Ultraviolet Spectropolarimetry as a Tool for Understanding the Diversity of Exoplanetary Atmospheres

TL;DR

Ultraviolet spectropolarimetry offers a powerful method to analyze exoplanetary atmospheres by revealing aerosol properties and cloud patterns, independent of orbital geometry, especially with advanced space-based instruments.

Contribution

This paper proposes using high-resolution ultraviolet spectropolarimetry with space telescopes to study exoplanet atmospheres in unprecedented detail.

Findings

Polarization reveals aerosol coverage, particle size, and cloud patterns.

Spectropolarimetry can probe atmospheres independently of orbital geometry.

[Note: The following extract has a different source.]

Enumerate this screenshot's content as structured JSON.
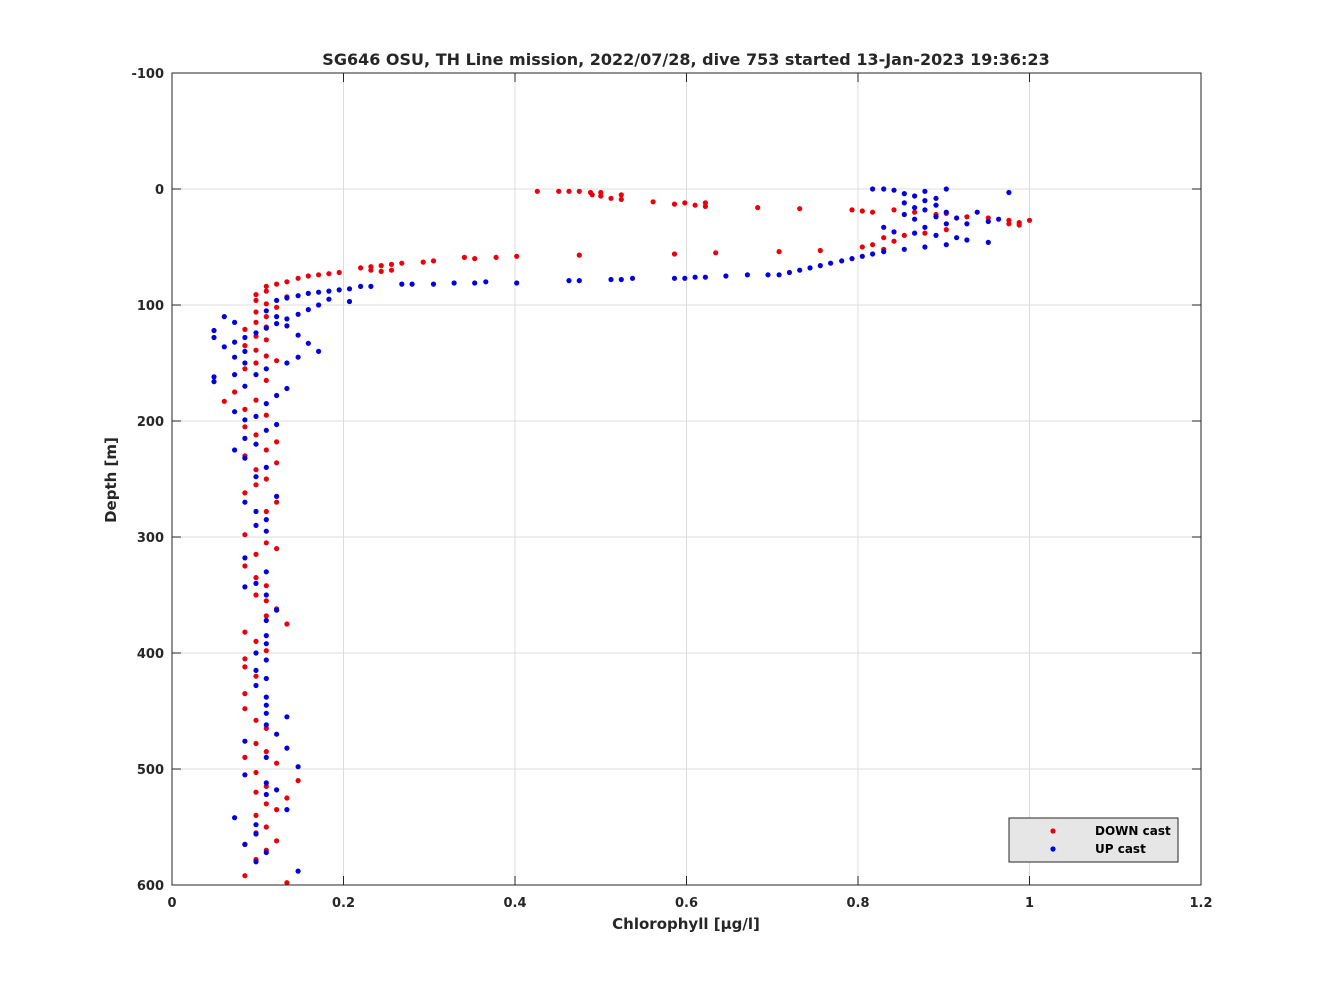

Potential for detailed atmospheric characterization with future space telescopes.

Abstract

The polarization state of starlight reflected by a planetary atmosphere uniquely reveals coverage, particle size, and composition of aerosols as well as changing cloud patterns. It is not possible to obtain a comparable level of detailed from flux-only observations. Furthermore, polarization observations can probe the atmosphere of planets independently of the orbital geometry (i.e., transiting and non-transiting planets). We show that a high-resolution spectropolarimeter with a broad wavelength coverage, particularly if attached to a large space telescope, would enable simultaneous study of the polarimetric exoplanet properties of the continuum and to look for and characterize the polarimetric signal due to scattering from single molecules.